Каникулы кончаются, скоро ребята опять пойдут в школу. Но они живут мгновением, и у них впереди еще несколько чудесных дней до занятий, несколько длинных дней, в которые они могут разъезжать по ландам и лесам. Они демонстрируют друг перед другом высший класс езды на велосипеде, перекрикиваются, назначают встречу на завтра.

И вдруг, услыхав негромкое, но такое упрямое звучание флейты, они смолкают, перестают смеяться. Тихо прощаются и с серьезными лицами разъезжаются по своим домам под мелодичные звуки флейты.

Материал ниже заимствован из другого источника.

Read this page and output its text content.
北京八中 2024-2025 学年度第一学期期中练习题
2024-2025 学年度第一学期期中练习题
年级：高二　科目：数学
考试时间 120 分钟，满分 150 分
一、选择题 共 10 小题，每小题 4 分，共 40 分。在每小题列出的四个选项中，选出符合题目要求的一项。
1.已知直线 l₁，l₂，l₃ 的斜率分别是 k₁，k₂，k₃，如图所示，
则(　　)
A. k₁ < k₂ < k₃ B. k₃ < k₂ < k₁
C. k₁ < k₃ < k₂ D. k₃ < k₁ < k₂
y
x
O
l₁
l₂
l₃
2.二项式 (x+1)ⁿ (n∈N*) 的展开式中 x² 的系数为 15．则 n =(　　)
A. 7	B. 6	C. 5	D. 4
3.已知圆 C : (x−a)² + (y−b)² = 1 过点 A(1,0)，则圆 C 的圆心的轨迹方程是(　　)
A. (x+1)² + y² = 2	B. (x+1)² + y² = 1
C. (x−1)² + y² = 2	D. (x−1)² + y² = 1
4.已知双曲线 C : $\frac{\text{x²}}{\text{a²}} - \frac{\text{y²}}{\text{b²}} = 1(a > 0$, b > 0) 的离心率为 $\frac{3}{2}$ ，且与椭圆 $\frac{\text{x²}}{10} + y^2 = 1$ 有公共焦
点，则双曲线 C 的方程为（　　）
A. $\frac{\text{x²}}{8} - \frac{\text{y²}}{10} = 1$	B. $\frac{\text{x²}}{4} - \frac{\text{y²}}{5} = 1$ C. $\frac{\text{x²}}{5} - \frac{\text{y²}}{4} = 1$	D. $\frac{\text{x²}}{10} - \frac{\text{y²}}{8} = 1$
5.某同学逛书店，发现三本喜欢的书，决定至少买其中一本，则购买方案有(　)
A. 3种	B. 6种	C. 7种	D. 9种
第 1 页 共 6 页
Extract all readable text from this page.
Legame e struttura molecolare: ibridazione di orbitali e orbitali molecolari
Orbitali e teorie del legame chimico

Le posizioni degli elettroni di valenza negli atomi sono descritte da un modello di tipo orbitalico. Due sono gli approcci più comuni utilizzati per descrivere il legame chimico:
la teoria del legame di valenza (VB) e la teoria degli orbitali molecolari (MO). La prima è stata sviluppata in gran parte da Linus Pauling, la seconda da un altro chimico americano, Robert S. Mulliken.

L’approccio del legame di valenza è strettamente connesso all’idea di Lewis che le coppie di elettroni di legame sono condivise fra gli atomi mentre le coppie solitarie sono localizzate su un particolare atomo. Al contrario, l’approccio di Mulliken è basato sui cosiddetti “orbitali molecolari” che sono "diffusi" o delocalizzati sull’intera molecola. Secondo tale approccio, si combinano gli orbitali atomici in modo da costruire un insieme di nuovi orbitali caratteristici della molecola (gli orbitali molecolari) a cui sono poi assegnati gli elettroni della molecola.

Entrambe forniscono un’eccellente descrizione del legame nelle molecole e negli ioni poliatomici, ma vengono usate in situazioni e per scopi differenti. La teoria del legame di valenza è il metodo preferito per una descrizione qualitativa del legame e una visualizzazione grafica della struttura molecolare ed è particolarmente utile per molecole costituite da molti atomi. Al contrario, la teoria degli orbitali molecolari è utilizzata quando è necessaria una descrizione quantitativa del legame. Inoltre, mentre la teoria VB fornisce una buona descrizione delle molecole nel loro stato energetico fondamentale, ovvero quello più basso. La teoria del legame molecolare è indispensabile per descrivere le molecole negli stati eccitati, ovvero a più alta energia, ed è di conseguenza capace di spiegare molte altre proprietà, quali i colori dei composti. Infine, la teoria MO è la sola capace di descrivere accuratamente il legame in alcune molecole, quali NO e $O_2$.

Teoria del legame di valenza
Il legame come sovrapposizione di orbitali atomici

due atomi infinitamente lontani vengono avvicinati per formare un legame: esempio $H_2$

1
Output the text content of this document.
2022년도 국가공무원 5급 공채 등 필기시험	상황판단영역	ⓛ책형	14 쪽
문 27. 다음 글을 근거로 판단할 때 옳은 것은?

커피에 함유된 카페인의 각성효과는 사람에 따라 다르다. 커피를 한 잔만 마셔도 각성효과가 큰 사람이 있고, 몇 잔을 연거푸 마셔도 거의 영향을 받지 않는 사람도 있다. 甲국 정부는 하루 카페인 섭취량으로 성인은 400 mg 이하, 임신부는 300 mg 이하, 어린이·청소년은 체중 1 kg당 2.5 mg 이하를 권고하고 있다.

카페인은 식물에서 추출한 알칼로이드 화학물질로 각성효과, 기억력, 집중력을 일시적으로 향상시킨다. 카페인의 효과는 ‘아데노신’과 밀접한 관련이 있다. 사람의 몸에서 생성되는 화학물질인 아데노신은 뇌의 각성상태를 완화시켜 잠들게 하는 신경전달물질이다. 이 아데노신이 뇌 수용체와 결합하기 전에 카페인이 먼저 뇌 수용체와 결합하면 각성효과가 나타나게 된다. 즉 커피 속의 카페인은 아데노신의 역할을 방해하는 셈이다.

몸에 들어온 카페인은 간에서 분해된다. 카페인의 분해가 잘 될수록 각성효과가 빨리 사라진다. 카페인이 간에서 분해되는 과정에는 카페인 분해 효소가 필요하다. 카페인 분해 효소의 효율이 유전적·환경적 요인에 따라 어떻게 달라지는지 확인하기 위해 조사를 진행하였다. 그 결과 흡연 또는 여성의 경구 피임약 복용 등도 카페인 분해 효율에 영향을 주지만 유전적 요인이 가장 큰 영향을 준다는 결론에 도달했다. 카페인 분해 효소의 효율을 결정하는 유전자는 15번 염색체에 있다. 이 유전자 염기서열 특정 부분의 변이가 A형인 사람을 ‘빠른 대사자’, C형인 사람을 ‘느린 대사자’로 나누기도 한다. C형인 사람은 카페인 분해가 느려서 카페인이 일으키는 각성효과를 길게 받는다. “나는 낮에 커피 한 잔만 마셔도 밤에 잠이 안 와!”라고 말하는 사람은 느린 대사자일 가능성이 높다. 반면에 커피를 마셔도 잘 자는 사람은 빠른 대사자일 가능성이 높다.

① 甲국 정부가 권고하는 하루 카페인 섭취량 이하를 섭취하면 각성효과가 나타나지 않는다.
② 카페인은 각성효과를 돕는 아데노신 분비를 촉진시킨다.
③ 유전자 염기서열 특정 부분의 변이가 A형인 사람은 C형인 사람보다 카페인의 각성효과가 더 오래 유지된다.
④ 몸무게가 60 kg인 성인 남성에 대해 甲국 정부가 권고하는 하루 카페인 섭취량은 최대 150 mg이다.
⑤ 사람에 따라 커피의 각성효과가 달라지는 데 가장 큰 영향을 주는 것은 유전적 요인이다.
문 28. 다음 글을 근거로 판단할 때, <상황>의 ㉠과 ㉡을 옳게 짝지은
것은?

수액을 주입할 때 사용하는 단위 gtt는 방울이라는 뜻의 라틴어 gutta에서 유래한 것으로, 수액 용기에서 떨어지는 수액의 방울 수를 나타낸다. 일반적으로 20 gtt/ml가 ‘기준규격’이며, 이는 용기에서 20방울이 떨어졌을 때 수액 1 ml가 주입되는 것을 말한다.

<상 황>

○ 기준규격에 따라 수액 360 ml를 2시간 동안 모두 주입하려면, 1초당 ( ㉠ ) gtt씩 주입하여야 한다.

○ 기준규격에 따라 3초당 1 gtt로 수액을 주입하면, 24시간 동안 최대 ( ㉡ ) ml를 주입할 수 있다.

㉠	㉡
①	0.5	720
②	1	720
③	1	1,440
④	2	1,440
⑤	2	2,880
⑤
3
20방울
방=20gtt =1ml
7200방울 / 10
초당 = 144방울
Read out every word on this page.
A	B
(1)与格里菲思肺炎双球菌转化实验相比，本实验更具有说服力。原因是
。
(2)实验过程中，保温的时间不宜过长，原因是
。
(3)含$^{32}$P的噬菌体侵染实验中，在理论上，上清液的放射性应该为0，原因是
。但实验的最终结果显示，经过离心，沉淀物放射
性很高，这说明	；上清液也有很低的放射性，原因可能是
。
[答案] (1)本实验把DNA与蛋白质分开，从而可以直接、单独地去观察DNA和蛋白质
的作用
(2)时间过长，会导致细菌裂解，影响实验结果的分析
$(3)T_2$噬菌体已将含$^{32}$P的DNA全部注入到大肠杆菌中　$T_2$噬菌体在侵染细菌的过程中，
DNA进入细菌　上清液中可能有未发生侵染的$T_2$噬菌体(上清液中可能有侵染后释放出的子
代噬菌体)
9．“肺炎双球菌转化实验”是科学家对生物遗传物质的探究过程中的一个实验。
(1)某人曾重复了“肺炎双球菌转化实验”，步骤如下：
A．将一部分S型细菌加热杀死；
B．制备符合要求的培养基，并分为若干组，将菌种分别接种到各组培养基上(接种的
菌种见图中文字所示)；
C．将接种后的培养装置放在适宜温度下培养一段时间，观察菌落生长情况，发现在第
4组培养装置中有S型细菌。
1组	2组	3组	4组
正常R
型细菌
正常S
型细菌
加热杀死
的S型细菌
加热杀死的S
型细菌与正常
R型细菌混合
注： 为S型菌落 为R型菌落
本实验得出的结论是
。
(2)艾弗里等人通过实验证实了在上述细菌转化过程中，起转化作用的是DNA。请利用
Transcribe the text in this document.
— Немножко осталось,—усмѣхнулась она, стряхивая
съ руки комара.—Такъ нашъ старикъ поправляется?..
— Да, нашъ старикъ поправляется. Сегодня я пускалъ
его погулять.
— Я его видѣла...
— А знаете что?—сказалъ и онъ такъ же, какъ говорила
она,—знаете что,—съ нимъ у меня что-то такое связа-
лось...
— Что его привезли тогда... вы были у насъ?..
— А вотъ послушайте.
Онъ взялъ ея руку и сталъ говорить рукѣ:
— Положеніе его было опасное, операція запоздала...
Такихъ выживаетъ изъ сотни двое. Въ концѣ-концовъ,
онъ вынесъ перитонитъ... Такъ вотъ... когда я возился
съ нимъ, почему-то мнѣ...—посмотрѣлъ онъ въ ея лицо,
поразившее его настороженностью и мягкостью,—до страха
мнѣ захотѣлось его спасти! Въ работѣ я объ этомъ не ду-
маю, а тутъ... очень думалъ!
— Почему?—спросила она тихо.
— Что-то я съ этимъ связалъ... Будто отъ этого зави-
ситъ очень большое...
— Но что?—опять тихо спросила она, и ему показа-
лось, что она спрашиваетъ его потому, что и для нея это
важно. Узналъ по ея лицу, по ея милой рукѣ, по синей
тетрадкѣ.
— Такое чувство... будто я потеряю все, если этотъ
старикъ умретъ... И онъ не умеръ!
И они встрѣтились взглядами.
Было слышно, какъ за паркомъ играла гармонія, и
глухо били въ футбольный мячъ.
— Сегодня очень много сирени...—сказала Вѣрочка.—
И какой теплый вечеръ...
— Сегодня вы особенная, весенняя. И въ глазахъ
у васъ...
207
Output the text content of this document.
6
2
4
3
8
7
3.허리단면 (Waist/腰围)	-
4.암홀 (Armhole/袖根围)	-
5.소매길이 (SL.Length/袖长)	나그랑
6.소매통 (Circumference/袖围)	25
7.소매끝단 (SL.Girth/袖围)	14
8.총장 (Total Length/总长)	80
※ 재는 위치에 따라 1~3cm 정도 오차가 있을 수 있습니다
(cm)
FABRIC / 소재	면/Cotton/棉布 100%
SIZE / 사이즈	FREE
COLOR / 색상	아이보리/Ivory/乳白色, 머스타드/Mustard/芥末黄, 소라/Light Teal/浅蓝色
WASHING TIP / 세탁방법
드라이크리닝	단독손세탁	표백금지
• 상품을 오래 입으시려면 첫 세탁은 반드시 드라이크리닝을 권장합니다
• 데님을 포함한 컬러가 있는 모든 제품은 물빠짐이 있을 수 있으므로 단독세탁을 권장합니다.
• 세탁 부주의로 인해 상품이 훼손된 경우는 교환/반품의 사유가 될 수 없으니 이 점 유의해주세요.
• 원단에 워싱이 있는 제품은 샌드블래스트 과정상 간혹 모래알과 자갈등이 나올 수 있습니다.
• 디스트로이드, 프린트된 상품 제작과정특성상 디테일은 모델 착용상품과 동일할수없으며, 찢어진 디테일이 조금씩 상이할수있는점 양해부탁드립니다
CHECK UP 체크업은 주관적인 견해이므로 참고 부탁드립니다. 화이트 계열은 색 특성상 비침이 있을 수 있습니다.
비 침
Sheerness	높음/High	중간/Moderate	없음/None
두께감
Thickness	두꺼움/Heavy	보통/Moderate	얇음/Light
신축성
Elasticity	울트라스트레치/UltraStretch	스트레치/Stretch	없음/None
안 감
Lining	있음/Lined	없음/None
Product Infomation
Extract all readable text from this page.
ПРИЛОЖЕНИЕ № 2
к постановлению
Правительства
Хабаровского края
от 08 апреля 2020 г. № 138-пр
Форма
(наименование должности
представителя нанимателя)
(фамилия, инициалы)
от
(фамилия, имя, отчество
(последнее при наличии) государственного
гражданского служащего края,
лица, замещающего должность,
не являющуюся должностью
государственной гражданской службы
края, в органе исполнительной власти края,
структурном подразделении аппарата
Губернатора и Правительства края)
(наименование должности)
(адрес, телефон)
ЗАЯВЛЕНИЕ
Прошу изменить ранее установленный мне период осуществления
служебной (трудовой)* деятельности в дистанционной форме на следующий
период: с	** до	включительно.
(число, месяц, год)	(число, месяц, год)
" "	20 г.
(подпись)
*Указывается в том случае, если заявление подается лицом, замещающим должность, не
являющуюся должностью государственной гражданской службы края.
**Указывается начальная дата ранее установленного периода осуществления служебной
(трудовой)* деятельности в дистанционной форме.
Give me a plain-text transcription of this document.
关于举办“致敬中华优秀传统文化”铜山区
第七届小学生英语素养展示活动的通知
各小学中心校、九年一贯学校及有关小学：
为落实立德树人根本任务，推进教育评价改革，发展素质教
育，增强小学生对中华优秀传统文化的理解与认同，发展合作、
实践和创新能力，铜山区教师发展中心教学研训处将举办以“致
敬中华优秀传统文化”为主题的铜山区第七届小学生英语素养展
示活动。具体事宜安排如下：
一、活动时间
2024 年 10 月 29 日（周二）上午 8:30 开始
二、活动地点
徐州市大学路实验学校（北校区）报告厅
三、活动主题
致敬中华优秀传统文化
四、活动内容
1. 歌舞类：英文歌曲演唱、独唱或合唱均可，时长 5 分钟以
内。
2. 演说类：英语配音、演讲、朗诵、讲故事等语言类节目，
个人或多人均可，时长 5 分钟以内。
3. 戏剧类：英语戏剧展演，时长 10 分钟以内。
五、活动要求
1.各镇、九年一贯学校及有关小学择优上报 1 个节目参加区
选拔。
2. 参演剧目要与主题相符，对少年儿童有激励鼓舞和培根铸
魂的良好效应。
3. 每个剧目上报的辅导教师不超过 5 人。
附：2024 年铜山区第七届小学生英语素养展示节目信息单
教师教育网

Небо уже фиолетовое. Все формы превращаются в серые и черные силуэты. В окнах загораются огни. Но ставни пока не закрывают. Вечер тих, земля благоуханна, над лесом уже поднялась огромная сияющая луна. Ночь будет светлая. Лают собаки, но беззлобно. Собаки по дворам словно перекликаются, ведут между собой непонятный разговор. Облака вокруг лиловеют. А флейта все так же роняет ноту за нотой медлительной своей мелодии. Как овцы на лугах, как собаки по дворам, флейта поднимает голос в надежде на диалог.

Легенда

Маленькая флейтистка наконец отложила инструмент. Пришла мама и сказала, что пора ужинать. Мамины глаза обведены темной тенью. Тень эта появилась недавно, она как бы подчеркивает ее погасший и какой-то блуждающий взгляд. Кажется, будто тень поднимается из самого нутра женщины, будто она объяла все ее существо. Теперь у нее усталая походка, движения тяжелые, голос стал хриплый. Девочка молча следует за мамой в столовую.

После того как случилось несчастье, Лимбуры едят без аппетита, с какой-то неохотой. И почти не разговаривают, как будто все члены семьи утратили смысл слов, особенно самых простых, будничных. Они не рыдают, не посылают проклятий, не грозят мщением. К тому же это бессмысленно, убийца неизвестен. Младшая дочка Лимбуров погибла в самом начале лета, буквально за несколько дней до окончания учебного года. Анне Лизе было девять лет. Тело ее нашли после двух дней поисков: она лежала в канаве. На шее следы удушения, на теле следы изнасилования. Полина — старшая дочка, ей одиннадцать лет. Но теперь определение «старшая» утратило смысл, теперь она — единственная.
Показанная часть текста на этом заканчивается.